The Ranger, remembering this pet his grandfather used to tell about, decided to take the ring-tail cat home to the children. And my, how pleased they were! At first they had to keep her in a cage, or she would have run away. And when they placed food before her, she would cower to the furthest corner as if terrified.
After a couple of days of this, the Ranger told his boy that if he really meant to tame her, he would have to make her eat from his hand. After that, though she had a pan of drinking water in her cage, she got no food till she was willing to eat it out of his hand.
For several days she refused to touch what he offered her. Then the tempting odor of a piece of wild goose liver held between the boy’s fingers proved too much for her and she came up and ate it while he held it. A few days more and they could let her out of her cage.
Ring-tail, as he named her, soon became the pet of the household,—to Clickety-Clack’s disgust, for the owl liked attention too. She would play like any other kitten, and she ate all kinds of table scraps, figs and prunes being her especial fondness.
She was no end graceful, was Ring-tail, with her long, plumy tail and her pointed face. And she responded to all the old kitten tricks, from chasing her tail to wrestling with one’s hand, tooth and claw. She craved affection, too, like any house cat.

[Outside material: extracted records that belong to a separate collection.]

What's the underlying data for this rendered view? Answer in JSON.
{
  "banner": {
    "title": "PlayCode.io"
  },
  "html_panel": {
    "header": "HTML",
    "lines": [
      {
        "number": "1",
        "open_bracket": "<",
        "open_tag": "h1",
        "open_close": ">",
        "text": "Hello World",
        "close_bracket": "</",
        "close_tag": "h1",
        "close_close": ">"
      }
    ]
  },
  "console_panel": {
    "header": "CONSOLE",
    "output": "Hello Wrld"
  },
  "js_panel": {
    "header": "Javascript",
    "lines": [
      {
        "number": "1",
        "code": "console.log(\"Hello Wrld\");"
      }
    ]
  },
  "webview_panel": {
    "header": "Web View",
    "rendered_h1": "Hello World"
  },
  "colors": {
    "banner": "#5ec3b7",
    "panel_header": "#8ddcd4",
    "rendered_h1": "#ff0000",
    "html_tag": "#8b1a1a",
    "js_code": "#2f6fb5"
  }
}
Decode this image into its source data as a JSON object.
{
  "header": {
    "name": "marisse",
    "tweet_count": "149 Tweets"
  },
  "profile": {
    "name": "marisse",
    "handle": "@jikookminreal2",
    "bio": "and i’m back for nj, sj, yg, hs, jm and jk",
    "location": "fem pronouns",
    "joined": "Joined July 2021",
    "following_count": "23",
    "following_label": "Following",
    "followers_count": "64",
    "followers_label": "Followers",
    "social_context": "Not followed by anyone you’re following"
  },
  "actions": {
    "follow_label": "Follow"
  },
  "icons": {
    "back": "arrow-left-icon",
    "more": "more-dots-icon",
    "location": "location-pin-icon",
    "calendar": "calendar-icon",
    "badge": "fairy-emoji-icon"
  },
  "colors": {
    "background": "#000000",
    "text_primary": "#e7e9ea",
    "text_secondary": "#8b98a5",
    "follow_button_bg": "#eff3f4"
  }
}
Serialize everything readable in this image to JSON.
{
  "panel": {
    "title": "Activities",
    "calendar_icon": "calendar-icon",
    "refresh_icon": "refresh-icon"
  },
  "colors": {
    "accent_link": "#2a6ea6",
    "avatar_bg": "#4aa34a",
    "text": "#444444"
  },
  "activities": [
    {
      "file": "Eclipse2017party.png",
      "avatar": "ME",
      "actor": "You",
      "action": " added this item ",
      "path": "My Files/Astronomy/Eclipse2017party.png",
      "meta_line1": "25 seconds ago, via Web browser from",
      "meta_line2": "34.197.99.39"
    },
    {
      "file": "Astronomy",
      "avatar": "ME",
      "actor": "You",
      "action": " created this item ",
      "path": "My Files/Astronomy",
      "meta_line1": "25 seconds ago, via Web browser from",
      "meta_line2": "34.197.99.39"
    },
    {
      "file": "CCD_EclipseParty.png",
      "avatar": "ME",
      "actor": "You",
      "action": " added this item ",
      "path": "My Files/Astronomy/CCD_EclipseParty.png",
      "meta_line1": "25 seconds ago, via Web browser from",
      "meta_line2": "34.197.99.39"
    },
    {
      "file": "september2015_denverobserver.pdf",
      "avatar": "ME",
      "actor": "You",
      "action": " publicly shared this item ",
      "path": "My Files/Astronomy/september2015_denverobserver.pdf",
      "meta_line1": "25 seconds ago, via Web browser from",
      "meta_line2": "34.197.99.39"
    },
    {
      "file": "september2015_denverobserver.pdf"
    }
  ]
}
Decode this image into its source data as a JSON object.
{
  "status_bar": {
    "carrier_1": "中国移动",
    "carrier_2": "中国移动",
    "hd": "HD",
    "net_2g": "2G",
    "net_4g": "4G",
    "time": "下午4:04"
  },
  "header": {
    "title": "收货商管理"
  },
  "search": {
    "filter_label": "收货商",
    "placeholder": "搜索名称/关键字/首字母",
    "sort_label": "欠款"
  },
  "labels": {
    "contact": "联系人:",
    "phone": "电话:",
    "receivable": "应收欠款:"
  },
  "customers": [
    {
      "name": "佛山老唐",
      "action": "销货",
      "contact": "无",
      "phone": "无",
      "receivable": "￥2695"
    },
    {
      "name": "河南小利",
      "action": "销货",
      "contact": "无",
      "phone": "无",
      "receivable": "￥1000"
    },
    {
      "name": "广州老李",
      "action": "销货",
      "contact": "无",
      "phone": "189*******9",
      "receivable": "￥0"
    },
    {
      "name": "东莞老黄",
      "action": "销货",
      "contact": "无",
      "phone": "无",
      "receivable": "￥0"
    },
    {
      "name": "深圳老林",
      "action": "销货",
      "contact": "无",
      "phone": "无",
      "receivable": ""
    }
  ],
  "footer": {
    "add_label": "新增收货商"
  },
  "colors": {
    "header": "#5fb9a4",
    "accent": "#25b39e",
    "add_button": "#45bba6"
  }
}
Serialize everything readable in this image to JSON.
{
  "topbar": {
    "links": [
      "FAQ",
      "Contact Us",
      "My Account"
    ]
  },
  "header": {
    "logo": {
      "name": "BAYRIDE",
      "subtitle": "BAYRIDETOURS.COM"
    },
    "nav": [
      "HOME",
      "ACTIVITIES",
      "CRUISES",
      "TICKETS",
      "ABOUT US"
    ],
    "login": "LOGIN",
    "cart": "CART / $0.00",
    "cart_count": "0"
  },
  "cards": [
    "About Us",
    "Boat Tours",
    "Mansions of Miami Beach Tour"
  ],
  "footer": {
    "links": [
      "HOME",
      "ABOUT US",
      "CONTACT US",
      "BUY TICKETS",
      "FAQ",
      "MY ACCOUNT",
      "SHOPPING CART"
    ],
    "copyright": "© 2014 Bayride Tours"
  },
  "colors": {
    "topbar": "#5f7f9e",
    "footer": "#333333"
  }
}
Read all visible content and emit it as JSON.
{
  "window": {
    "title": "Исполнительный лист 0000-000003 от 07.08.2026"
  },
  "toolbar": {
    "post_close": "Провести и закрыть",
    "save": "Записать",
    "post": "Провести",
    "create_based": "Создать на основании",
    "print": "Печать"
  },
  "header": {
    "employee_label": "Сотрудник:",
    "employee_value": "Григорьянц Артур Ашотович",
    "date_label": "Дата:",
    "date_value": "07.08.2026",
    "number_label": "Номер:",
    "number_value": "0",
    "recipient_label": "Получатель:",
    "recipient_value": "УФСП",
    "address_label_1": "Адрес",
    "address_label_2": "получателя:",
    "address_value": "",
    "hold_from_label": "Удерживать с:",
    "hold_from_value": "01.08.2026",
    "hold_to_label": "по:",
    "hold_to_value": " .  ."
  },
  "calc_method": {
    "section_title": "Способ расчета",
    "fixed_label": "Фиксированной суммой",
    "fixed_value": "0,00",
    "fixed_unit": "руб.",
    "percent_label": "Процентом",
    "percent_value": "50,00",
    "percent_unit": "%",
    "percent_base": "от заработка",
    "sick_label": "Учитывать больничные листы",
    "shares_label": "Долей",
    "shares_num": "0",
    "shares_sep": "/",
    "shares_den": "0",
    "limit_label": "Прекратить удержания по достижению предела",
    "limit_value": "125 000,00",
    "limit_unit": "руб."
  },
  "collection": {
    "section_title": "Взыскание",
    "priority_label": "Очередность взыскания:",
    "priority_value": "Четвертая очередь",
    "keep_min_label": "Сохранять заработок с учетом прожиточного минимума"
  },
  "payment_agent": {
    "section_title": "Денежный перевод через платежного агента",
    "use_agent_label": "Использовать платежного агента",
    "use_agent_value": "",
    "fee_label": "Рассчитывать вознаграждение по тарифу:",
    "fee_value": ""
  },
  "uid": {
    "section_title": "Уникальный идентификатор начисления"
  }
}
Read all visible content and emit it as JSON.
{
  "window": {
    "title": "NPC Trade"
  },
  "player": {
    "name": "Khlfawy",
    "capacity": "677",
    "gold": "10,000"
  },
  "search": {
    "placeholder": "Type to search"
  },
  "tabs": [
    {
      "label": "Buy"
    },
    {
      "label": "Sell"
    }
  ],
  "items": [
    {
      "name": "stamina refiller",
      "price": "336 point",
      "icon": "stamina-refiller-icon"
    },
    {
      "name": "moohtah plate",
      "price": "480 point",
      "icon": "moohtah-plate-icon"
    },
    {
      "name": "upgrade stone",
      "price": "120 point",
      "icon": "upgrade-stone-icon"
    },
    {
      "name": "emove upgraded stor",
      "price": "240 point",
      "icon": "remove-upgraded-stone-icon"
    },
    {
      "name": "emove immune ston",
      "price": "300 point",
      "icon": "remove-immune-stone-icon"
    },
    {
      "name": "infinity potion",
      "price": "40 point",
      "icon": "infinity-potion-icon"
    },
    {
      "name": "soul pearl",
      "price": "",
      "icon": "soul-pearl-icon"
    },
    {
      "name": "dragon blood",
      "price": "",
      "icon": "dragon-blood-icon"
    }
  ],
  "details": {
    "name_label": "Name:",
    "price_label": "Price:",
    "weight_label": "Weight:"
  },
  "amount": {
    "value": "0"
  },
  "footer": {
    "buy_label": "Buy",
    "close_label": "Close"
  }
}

There was just one trouble. They could not trust her in the same room with the canary.
Fuzzy-Wuzz had never bothered the bird, for though he could climb, he was too clumsy to reach into the cage as it hung there above the window box. But with Ring-tail it was different.
CHAPTER XXIII
THE BABY CANARY
A WAY back last spring, before the Ranger found the little bear, the canaries had started a nest of five pretty eggs, and there the mother bird had sat, keeping them warm, while her mate sang to her.